How many five digit positive integers that are divisible by 3 can be formed using the digits 0, 1, 2, 3, 4 and 5, without any of the digits getting repeating?
my explanation:
total number of permutations with 0, 1, 2, 3, 4 and 5
to have 5 digits = 6.5.4.3.2=720 (includes numbers with 0 at the beginning)
now let us find the numbers with zero at the beginning = 5.4.3.2=120
so total no of digits = 720 – 120 = 600
but this is not the answer? the correct answer is 216.
can somebody correct me whats wrong with my approach and suggest a better solution.
Best Answer
You should note that not every five-digit number made of 0,1,2,3,4,5 is divisible by 3.
A number is divisible by 3 if the sum of its digits is. Since $0+1+2+3+4+5 = 15$, which is divisible by $3$, and you need only 5 digits, you must leave our a number that's divisible by 3, namely $0$ or $3$.

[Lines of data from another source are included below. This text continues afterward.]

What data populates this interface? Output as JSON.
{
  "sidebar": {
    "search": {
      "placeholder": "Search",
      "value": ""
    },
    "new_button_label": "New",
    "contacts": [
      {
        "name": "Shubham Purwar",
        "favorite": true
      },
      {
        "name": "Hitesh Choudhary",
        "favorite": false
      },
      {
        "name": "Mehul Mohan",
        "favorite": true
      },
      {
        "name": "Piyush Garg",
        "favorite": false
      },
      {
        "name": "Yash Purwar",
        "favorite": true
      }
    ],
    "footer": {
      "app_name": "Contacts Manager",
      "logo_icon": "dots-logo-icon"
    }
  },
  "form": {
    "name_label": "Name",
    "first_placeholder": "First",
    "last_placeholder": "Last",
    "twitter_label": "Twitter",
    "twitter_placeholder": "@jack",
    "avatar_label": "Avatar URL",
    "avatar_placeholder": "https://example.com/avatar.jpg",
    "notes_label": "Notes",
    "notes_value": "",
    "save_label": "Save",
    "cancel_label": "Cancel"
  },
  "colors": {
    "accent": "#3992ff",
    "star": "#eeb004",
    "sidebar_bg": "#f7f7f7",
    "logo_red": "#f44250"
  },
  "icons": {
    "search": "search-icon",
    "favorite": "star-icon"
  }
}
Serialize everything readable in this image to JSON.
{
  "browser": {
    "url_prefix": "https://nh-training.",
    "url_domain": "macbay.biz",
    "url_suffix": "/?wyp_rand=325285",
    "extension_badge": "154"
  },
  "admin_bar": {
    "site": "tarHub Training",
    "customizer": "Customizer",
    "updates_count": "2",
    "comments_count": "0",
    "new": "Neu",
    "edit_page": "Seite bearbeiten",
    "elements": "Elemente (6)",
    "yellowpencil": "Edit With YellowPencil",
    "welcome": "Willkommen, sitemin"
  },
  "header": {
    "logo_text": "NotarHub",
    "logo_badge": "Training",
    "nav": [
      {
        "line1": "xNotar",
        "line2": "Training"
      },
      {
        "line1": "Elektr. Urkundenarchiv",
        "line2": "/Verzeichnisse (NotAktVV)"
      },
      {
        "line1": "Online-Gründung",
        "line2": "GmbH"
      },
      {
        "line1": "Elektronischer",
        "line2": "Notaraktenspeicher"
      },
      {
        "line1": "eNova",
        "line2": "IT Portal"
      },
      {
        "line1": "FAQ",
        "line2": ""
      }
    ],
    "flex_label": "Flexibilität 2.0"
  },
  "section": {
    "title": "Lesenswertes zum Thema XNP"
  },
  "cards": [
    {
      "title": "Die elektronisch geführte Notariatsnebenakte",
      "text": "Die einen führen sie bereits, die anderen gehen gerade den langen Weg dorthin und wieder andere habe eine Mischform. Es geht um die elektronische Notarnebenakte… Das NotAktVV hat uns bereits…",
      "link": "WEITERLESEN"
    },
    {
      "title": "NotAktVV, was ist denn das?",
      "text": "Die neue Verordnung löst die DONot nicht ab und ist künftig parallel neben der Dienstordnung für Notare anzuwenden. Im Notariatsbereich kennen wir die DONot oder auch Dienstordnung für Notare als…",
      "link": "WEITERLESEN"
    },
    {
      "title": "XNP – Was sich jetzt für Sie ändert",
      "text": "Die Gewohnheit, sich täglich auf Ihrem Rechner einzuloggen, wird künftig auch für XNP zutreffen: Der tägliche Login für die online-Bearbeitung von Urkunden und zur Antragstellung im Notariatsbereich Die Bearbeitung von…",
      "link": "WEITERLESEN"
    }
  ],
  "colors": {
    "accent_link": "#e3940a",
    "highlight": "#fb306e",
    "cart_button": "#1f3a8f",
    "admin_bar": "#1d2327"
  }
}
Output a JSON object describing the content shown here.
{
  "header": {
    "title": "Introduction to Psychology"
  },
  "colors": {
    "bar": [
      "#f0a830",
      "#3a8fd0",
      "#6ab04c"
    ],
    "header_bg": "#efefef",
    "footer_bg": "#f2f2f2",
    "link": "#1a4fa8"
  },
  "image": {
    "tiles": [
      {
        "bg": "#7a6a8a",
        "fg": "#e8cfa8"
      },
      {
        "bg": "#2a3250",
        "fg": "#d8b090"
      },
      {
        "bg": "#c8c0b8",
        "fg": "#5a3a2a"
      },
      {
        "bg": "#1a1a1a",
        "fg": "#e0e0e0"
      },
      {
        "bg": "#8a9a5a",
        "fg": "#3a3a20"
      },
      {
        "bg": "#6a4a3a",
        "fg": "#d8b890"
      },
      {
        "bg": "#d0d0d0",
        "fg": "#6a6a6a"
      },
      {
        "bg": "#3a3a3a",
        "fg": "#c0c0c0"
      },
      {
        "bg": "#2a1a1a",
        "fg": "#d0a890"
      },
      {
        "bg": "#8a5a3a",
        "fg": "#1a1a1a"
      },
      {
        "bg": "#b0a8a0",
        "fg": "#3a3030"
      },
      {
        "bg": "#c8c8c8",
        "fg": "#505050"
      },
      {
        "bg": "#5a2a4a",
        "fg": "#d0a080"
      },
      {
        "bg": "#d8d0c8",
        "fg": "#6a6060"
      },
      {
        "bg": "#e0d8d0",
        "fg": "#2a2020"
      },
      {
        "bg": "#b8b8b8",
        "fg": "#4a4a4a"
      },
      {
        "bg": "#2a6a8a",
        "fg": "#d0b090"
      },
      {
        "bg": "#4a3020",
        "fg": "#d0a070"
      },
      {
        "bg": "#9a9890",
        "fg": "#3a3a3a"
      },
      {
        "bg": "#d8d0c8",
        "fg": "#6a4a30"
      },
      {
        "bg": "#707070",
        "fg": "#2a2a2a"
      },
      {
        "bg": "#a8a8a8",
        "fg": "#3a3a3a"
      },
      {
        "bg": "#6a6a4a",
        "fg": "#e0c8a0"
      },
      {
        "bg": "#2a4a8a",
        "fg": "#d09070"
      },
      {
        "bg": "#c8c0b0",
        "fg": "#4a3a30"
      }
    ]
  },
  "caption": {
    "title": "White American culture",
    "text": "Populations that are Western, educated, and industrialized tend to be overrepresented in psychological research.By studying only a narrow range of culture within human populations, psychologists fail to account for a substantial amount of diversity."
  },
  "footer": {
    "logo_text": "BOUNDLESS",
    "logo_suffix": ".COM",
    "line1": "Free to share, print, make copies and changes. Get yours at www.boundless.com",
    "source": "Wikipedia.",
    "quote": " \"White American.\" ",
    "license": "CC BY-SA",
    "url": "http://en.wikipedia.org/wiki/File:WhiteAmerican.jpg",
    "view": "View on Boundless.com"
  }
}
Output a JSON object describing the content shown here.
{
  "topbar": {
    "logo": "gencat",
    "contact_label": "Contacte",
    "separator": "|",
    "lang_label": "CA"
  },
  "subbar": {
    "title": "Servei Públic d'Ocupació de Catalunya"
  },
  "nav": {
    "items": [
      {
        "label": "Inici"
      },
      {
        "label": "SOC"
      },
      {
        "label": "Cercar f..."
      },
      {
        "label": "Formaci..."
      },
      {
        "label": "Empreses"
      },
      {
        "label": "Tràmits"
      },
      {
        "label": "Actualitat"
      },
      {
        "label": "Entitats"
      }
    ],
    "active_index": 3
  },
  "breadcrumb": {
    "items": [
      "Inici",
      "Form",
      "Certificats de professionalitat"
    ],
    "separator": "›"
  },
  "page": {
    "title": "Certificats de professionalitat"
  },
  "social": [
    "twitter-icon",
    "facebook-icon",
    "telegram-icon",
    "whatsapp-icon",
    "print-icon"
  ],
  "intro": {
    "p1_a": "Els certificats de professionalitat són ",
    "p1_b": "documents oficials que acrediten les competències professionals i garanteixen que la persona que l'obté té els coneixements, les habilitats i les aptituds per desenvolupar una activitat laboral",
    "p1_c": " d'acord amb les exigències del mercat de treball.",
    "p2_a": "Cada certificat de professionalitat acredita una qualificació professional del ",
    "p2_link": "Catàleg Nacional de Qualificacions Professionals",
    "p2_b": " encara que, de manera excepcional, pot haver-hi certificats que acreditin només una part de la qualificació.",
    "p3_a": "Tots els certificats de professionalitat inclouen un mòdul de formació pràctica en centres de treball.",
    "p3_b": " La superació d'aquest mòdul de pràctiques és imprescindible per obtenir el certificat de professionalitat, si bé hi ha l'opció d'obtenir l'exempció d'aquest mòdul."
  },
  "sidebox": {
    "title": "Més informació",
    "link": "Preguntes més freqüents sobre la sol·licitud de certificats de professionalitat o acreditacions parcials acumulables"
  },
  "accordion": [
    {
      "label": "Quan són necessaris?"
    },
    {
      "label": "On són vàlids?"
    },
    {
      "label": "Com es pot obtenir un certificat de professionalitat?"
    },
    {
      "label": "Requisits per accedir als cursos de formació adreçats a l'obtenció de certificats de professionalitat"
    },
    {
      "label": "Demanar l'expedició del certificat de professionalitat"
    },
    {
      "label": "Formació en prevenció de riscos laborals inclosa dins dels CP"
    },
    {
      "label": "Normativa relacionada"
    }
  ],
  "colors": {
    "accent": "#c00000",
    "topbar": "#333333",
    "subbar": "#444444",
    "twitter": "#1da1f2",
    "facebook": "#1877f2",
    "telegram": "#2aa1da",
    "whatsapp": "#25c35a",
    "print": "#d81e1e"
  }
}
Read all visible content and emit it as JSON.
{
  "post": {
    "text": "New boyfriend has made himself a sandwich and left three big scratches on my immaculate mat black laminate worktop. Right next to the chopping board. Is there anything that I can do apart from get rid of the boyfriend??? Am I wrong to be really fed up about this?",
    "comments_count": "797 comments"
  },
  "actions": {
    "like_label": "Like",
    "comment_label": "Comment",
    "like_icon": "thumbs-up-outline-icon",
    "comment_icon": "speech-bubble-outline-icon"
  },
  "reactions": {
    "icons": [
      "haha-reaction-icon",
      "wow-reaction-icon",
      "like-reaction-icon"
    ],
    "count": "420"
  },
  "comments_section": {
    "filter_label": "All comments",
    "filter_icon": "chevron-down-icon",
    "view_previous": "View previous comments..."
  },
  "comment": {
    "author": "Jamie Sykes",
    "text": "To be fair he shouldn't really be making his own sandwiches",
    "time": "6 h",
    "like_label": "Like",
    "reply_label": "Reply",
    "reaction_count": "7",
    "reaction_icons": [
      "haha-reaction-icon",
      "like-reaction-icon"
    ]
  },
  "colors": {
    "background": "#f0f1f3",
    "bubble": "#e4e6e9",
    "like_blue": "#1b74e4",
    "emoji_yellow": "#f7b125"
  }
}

If you leave out $0$, you end up with five numbers, which can be ordered in $5! = 120$ ways.
If you leave out $3$, you end up with $120$ numbers again, but $\frac{1}{5}$ of them would begin with $0$ so they actually have $4$ digits. This means you have to rule out $\frac{120}{5} = 24$ numbers.
To sum up, you have $120 + 120 - 24 = 216$ as you mentioned.